Il libro, tuttavia, non è affatto un racconto personale, le vicende de “il testimone” sono per lo più lo spunto di un’analisi acuta delle dinamiche sociali che si sviluppano nei luoghi di transito. Larsson osserva con occhio attento e umoristico i comportamenti dei passeggeri, i loro rituali silenziosi, le loro piccole manie. Dalle scarpe alle conversazioni telefoniche, ogni dettaglio diventa un’occasione per comprendere qualcosa in più sulla società contemporanea.

L’autore racconta di suicidi sulle rotaie (una minaccia per ogni pendolare, oltre che per i conducenti dei treni), anziani che conversano del tempo, immigrati che condividono storie di vita, di studenti costretti a lunghi tragitti, restituendo dignità a quelle esistenze spesso invisibili. Il pendolarismo diventa così una metafora più ampia: un modo per esplorare temi come l’identità, l’appartenenza, la libertà.

Nonostante la profondità delle sue analisi, Larsson mantiene sempre un tono leggero e ironico. Cita filosofi e letterati (da Beckett a De Beauvoir, da Orwell a Camus e molti altri) non per ostentazione accademica, ma per arricchire la narrazione di significati. Fa spesso divagazioni sui terreni della matematica, della fisica, della religione, mostrando uno spettro di interessi e spunti di riflessione davvero notevole, per quanto sempre mantenuto a un livello accessibile per il lettore.

Il pendolarismo viene descritto come un’esperienza quasi esistenziale: un momento in cui si è sospesi tra partenza e arrivo, né qui né là, in uno spazio che sfugge alle definizioni tradizionali.

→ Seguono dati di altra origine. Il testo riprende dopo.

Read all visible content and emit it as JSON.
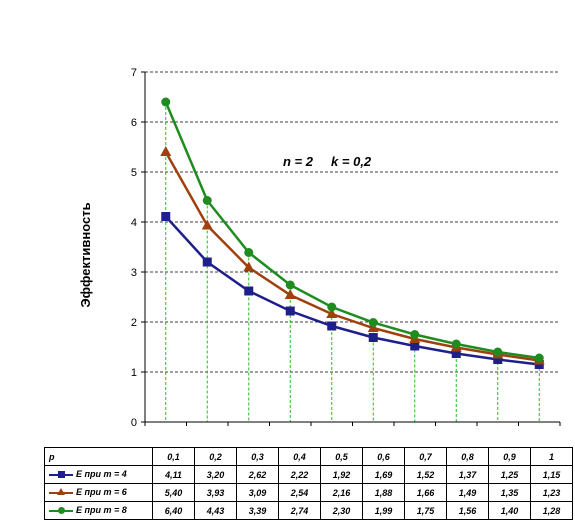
{
  "chart_data": {
    "type": "line",
    "ylabel": "Эффективность",
    "xlabel": "p",
    "annotation": "n = 2     k = 0,2",
    "ylim": [
      0,
      7
    ],
    "yticks": [
      "0",
      "1",
      "2",
      "3",
      "4",
      "5",
      "6",
      "7"
    ],
    "grid": "horizontal dashed",
    "drop_lines": "green dashed vertical",
    "categories": [
      "0,1",
      "0,2",
      "0,3",
      "0,4",
      "0,5",
      "0,6",
      "0,7",
      "0,8",
      "0,9",
      "1"
    ],
    "x": [
      0.1,
      0.2,
      0.3,
      0.4,
      0.5,
      0.6,
      0.7,
      0.8,
      0.9,
      1.0
    ],
    "series": [
      {
        "name": "E при m = 4",
        "color": "#1F1F8C",
        "marker": "square",
        "values": [
          4.11,
          3.2,
          2.62,
          2.22,
          1.92,
          1.69,
          1.52,
          1.37,
          1.25,
          1.15
        ],
        "labels": [
          "4,11",
          "3,20",
          "2,62",
          "2,22",
          "1,92",
          "1,69",
          "1,52",
          "1,37",
          "1,25",
          "1,15"
        ]
      },
      {
        "name": "E при m = 6",
        "color": "#A0410D",
        "marker": "triangle",
        "values": [
          5.4,
          3.93,
          3.09,
          2.54,
          2.16,
          1.88,
          1.66,
          1.49,
          1.35,
          1.23
        ],
        "labels": [
          "5,40",
          "3,93",
          "3,09",
          "2,54",
          "2,16",
          "1,88",
          "1,66",
          "1,49",
          "1,35",
          "1,23"
        ]
      },
      {
        "name": "E при m = 8",
        "color": "#1E8C1E",
        "marker": "circle",
        "values": [
          6.4,
          4.43,
          3.39,
          2.74,
          2.3,
          1.99,
          1.75,
          1.56,
          1.4,
          1.28
        ],
        "labels": [
          "6,40",
          "4,43",
          "3,39",
          "2,74",
          "2,30",
          "1,99",
          "1,75",
          "1,56",
          "1,40",
          "1,28"
        ]
      }
    ]
  }
}
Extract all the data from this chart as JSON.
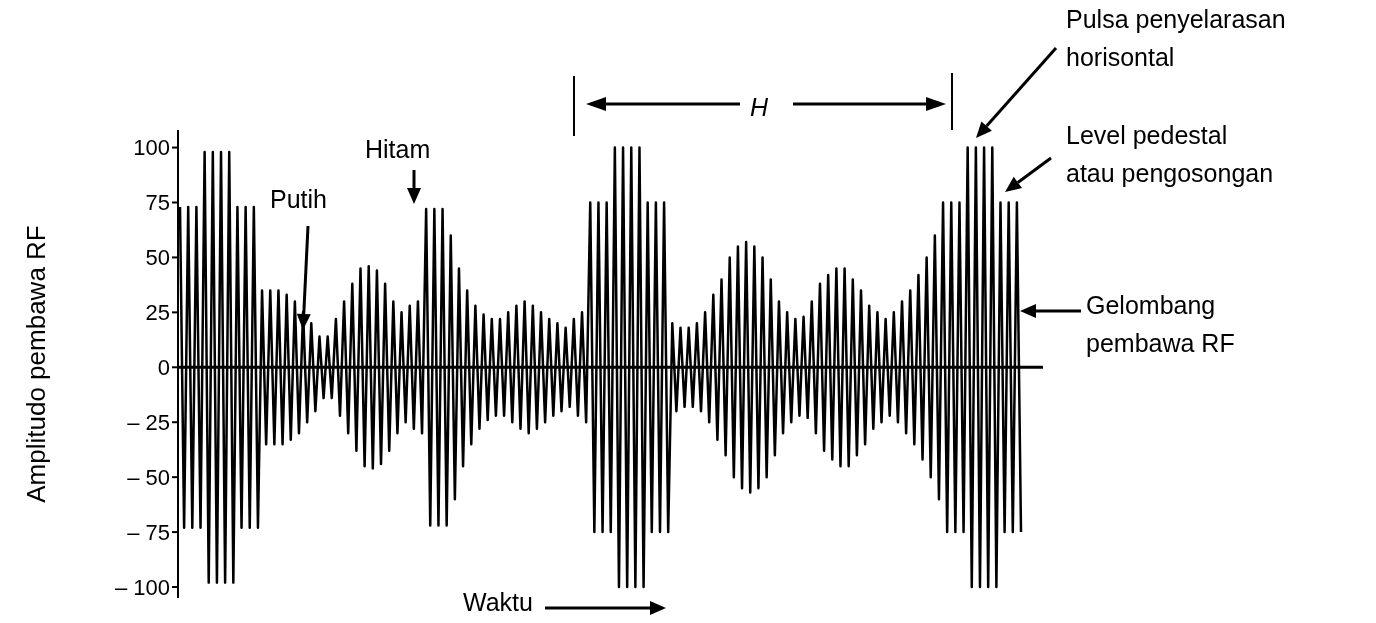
{
  "chart_data": {
    "type": "line",
    "xlabel": "Waktu",
    "ylabel": "Amplitudo pembawa RF",
    "categories": [
      null,
      null,
      null,
      null,
      null,
      null,
      null,
      null,
      null,
      null,
      null,
      null,
      null,
      null,
      null,
      null,
      null,
      null,
      null,
      null,
      null,
      null,
      null,
      null,
      null,
      null,
      null,
      null,
      null,
      null,
      null,
      null,
      null,
      null,
      null,
      null,
      null,
      null,
      null,
      null,
      null,
      null,
      null,
      null,
      null,
      null,
      null,
      null,
      null,
      null,
      null,
      null,
      null,
      null,
      null,
      null,
      null,
      null,
      null,
      null,
      null,
      null,
      null,
      null,
      null,
      null,
      null,
      null,
      null,
      null,
      null,
      null,
      null,
      null,
      null,
      null,
      null,
      null,
      null,
      null,
      null,
      null,
      null,
      null,
      null,
      null,
      null,
      null,
      null,
      null,
      null,
      null,
      null,
      null,
      null,
      null,
      null,
      null,
      null,
      null,
      null,
      null,
      null,
      null,
      null,
      null,
      null,
      null,
      null,
      null,
      null,
      null,
      null,
      null,
      null,
      null,
      null,
      null,
      null,
      null,
      null,
      null,
      null,
      null,
      null,
      null,
      null,
      null,
      null,
      null,
      null,
      null,
      null,
      null,
      null,
      null,
      null,
      null,
      null,
      null,
      null,
      null,
      null,
      null,
      null,
      null,
      null,
      null,
      null,
      null,
      null,
      null,
      null,
      null,
      null,
      null,
      null,
      null,
      null,
      null,
      null,
      null,
      null,
      null,
      null,
      null,
      null,
      null,
      null,
      null,
      null,
      null,
      null,
      null,
      null,
      null,
      null,
      null,
      null,
      null,
      null,
      null,
      null,
      null,
      null,
      null,
      null,
      null,
      null,
      null,
      null,
      null,
      null,
      null,
      null,
      null,
      null,
      null,
      null,
      null,
      null,
      null,
      null,
      null,
      null,
      null
    ],
    "values": [
      73,
      -73,
      73,
      -73,
      73,
      -73,
      98,
      -98,
      98,
      -98,
      98,
      -98,
      98,
      -98,
      73,
      -73,
      73,
      -73,
      73,
      -73,
      35,
      -35,
      35,
      -35,
      35,
      -35,
      33,
      -33,
      30,
      -30,
      25,
      -25,
      20,
      -20,
      14,
      -14,
      14,
      -14,
      22,
      -22,
      30,
      -30,
      38,
      -38,
      45,
      -45,
      46,
      -46,
      44,
      -44,
      38,
      -38,
      30,
      -30,
      25,
      -25,
      28,
      -28,
      30,
      -30,
      72,
      -72,
      72,
      -72,
      72,
      -72,
      60,
      -60,
      45,
      -45,
      35,
      -35,
      28,
      -28,
      24,
      -24,
      22,
      -22,
      22,
      -22,
      25,
      -25,
      28,
      -28,
      30,
      -30,
      28,
      -28,
      25,
      -25,
      22,
      -22,
      20,
      -20,
      18,
      -18,
      22,
      -22,
      25,
      -25,
      75,
      -75,
      75,
      -75,
      75,
      -75,
      100,
      -100,
      100,
      -100,
      100,
      -100,
      100,
      -100,
      75,
      -75,
      75,
      -75,
      75,
      -75,
      20,
      -20,
      18,
      -18,
      18,
      -18,
      20,
      -20,
      25,
      -25,
      33,
      -33,
      40,
      -40,
      50,
      -50,
      55,
      -55,
      57,
      -57,
      55,
      -55,
      50,
      -50,
      40,
      -40,
      30,
      -30,
      25,
      -25,
      22,
      -22,
      23,
      -23,
      30,
      -30,
      38,
      -38,
      42,
      -42,
      45,
      -45,
      45,
      -45,
      40,
      -40,
      35,
      -35,
      28,
      -28,
      25,
      -25,
      22,
      -22,
      25,
      -25,
      30,
      -30,
      35,
      -35,
      42,
      -42,
      50,
      -50,
      60,
      -60,
      75,
      -75,
      75,
      -75,
      75,
      -75,
      100,
      -100,
      100,
      -100,
      100,
      -100,
      100,
      -100,
      75,
      -75,
      75,
      -75,
      75,
      -75
    ],
    "color": "#000000",
    "marker": "none",
    "line_style": "solid",
    "tick_labels": "y",
    "ylim": [
      -105,
      108
    ],
    "yticks": [
      {
        "value": -100,
        "label": "– 100"
      },
      {
        "value": -75,
        "label": "– 75"
      },
      {
        "value": -50,
        "label": "– 50"
      },
      {
        "value": -25,
        "label": "– 25"
      },
      0,
      25,
      50,
      75,
      100
    ],
    "ref_lines": [
      {
        "axis": "y",
        "value": 0,
        "color": "#000000"
      }
    ],
    "annotations": [
      "Putih",
      "Hitam",
      "H",
      "Pulsa penyelarasan horisontal",
      "Level pedestal atau pengosongan",
      "Gelombang pembawa RF"
    ]
  }
}
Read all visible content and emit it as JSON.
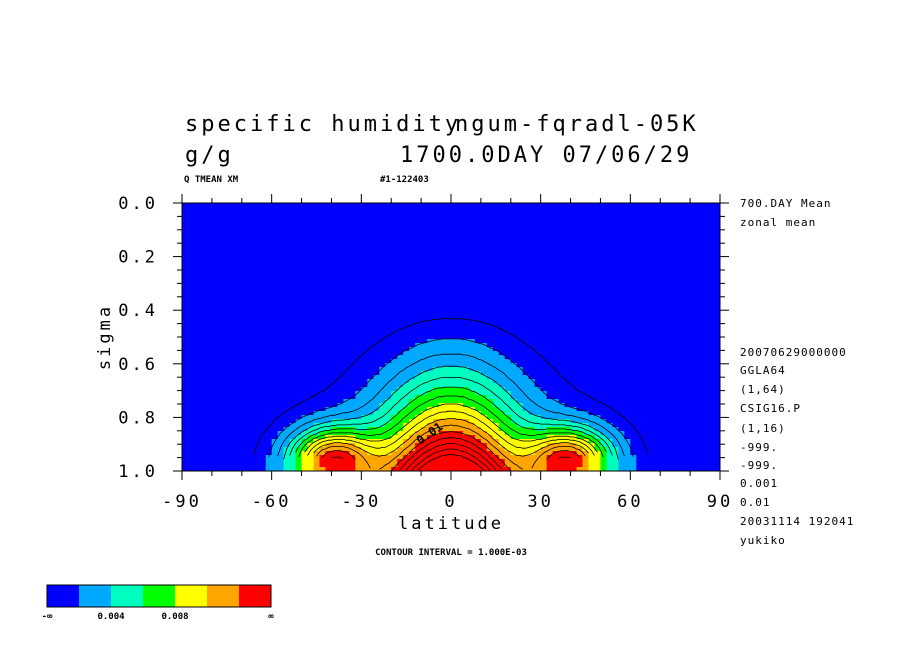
{
  "chart_data": {
    "type": "heatmap",
    "title": "specific humidity",
    "units": "g/g",
    "run_title": "ngum-fqradl-05K",
    "time_label": "1700.0DAY 07/06/29",
    "var_label": "Q TMEAN XM",
    "run_id": "#1-122403",
    "xlabel": "latitude",
    "ylabel": "sigma",
    "xlim": [
      -90,
      90
    ],
    "ylim": [
      1.0,
      0.0
    ],
    "xticks": [
      "-90",
      "-60",
      "-30",
      "0",
      "30",
      "60",
      "90"
    ],
    "yticks": [
      "0.0",
      "0.2",
      "0.4",
      "0.6",
      "0.8",
      "1.0"
    ],
    "contour_interval_text": "CONTOUR INTERVAL = 1.000E-03",
    "contour_inline_label": "0.01",
    "colorbar_labels": [
      "-∞",
      "0.004",
      "0.008",
      "∞"
    ],
    "levels": [
      0,
      0.002,
      0.004,
      0.006,
      0.008,
      0.01,
      0.012
    ],
    "colors": [
      "#0000ff",
      "#00a8ff",
      "#00ffbf",
      "#00ff00",
      "#ffff00",
      "#ffa500",
      "#ff0000"
    ],
    "side_info": [
      "700.DAY Mean",
      "zonal mean",
      "20070629000000",
      "GGLA64",
      "(1,64)",
      "CSIG16.P",
      "(1,16)",
      "-999.",
      "-999.",
      "0.001",
      "0.01",
      "20031114 192041",
      "yukiko"
    ],
    "peak": {
      "lat": 0,
      "sigma": 1.0,
      "approx_value": 0.019
    }
  }
}
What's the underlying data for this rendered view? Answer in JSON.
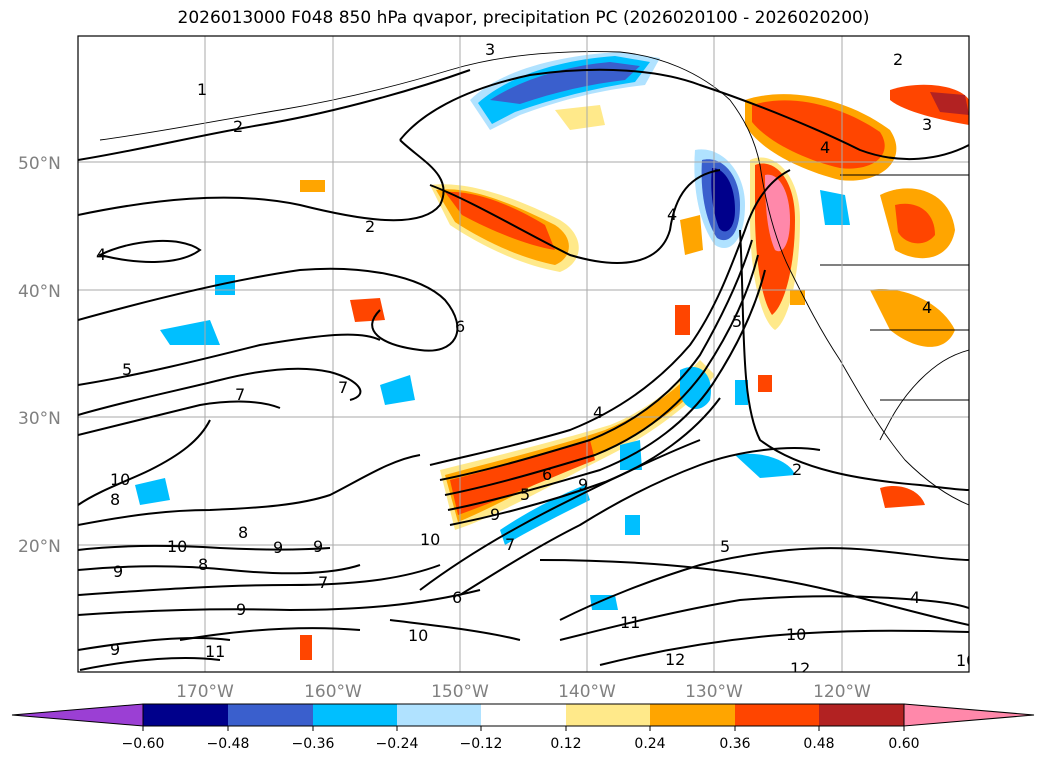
{
  "title": "2026013000 F048 850 hPa qvapor, precipitation PC (2026020100 - 2026020200)",
  "lat_labels": [
    "50°N",
    "40°N",
    "30°N",
    "20°N"
  ],
  "lon_labels": [
    "170°W",
    "160°W",
    "150°W",
    "140°W",
    "130°W",
    "120°W"
  ],
  "colorbar": {
    "ticks": [
      "−0.60",
      "−0.48",
      "−0.36",
      "−0.24",
      "−0.12",
      "0.12",
      "0.24",
      "0.36",
      "0.48",
      "0.60"
    ],
    "colors": [
      "#9b3fd4",
      "#00008b",
      "#3a5fcd",
      "#00bfff",
      "#b0e2ff",
      "#ffffff",
      "#ffe98a",
      "#ffa500",
      "#ff4500",
      "#b22222",
      "#ff88aa"
    ]
  },
  "contour_labels": [
    "1",
    "2",
    "3",
    "2",
    "4",
    "3",
    "4",
    "5",
    "4",
    "2",
    "6",
    "7",
    "7",
    "5",
    "5",
    "4",
    "6",
    "9",
    "9",
    "10",
    "8",
    "10",
    "9",
    "9",
    "8",
    "7",
    "8",
    "10",
    "7",
    "6",
    "9",
    "9",
    "11",
    "10",
    "11",
    "12",
    "10",
    "12",
    "5",
    "2",
    "4",
    "4",
    "9",
    "10"
  ],
  "colors": {
    "grid": "#aaaaaa",
    "contour": "#000000"
  }
}
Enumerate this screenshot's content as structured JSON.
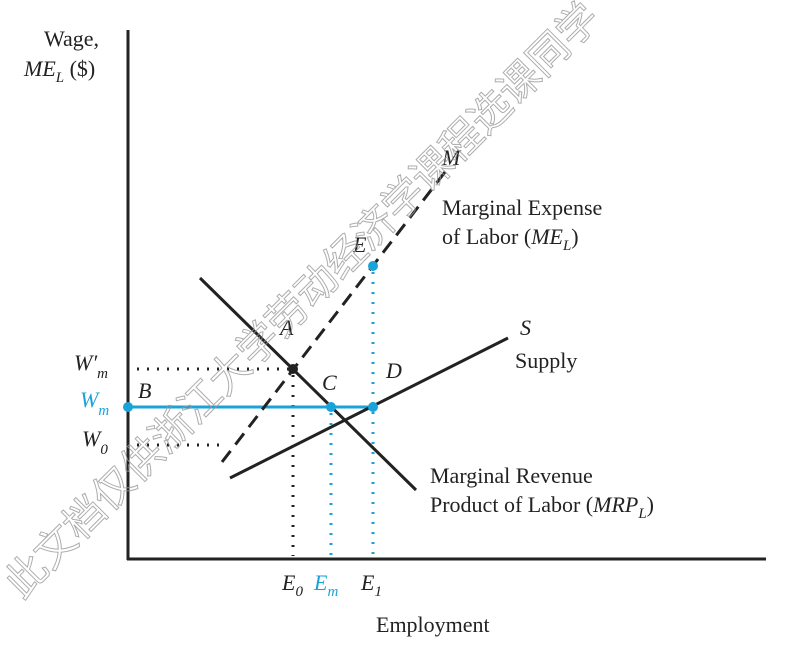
{
  "y_axis_label": {
    "line1": "Wage,",
    "var": "ME",
    "sub": "L",
    "rest": " ($)"
  },
  "x_axis_label": "Employment",
  "points": {
    "A": "A",
    "B": "B",
    "C": "C",
    "D": "D",
    "E": "E",
    "M": "M",
    "S": "S"
  },
  "me_label": {
    "line1": "Marginal Expense",
    "prefix": "of Labor (",
    "var": "ME",
    "sub": "L",
    "suffix": ")"
  },
  "supply_label": "Supply",
  "mrp_label": {
    "line1": "Marginal Revenue",
    "prefix": "Product of Labor (",
    "var": "MRP",
    "sub": "L",
    "suffix": ")"
  },
  "wage_ticks": [
    {
      "var": "W′",
      "sub": "m"
    },
    {
      "var": "W",
      "sub": "m"
    },
    {
      "var": "W",
      "sub": "0"
    }
  ],
  "employment_ticks": [
    {
      "var": "E",
      "sub": "0"
    },
    {
      "var": "E",
      "sub": "m"
    },
    {
      "var": "E",
      "sub": "1"
    }
  ],
  "watermark": "此文档仅供浙江大学劳动经济学课程选课同学"
}
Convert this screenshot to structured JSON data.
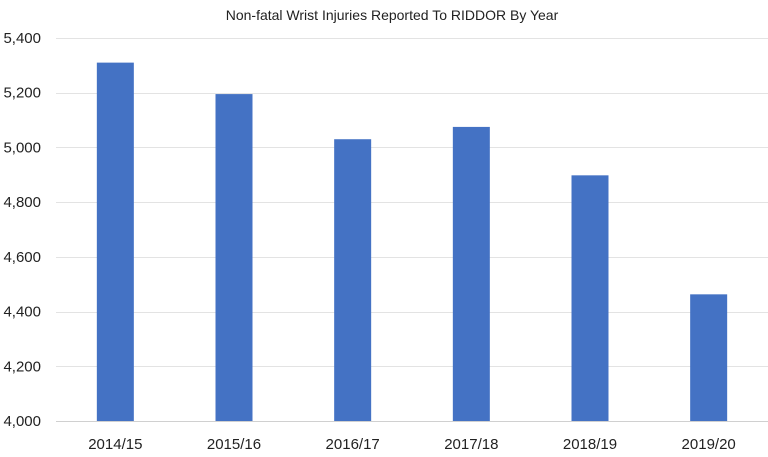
{
  "chart_data": {
    "type": "bar",
    "title": "Non-fatal Wrist Injuries Reported To RIDDOR By Year",
    "xlabel": "",
    "ylabel": "",
    "categories": [
      "2014/15",
      "2015/16",
      "2016/17",
      "2017/18",
      "2018/19",
      "2019/20"
    ],
    "values": [
      5310,
      5195,
      5030,
      5075,
      4898,
      4463
    ],
    "ylim": [
      4000,
      5400
    ],
    "yticks": [
      4000,
      4200,
      4400,
      4600,
      4800,
      5000,
      5200,
      5400
    ],
    "ytick_labels": [
      "4,000",
      "4,200",
      "4,400",
      "4,600",
      "4,800",
      "5,000",
      "5,200",
      "5,400"
    ],
    "grid": true,
    "legend": "none",
    "bar_color": "#4472c4"
  }
}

È un tempo in cui si può respirare, riflettere, osservare il mondo con distacco.

Strettamente legato al pendolarismo è il concetto di casa. Per Larsson, che ha vissuto in diversi paesi (compresi alcuni anni passati su una barca), la casa non è più un luogo fisico ma un insieme di relazioni, di affetti, di libri. È un concetto liquido, che si adatta ai movimenti e alle trasformazioni personali, pur entrando in conflitto con le rigidità burocratiche in situazioni che vengono raccontate con tono scanzonato: l’appartenenza come scelta consapevole, non come vincolo geografico o culturale. “Filosofia minima del pendolare” riesce così a parlare a chiunque, non solo ai pendolari, e catturare con simpatia e interesse alla lettura. È un racconto che va oltre l’esperienza specifica per diventare una riflessione più ampia sul movimento, sul tempo, sulle piccole cose che danno senso all’esistenza.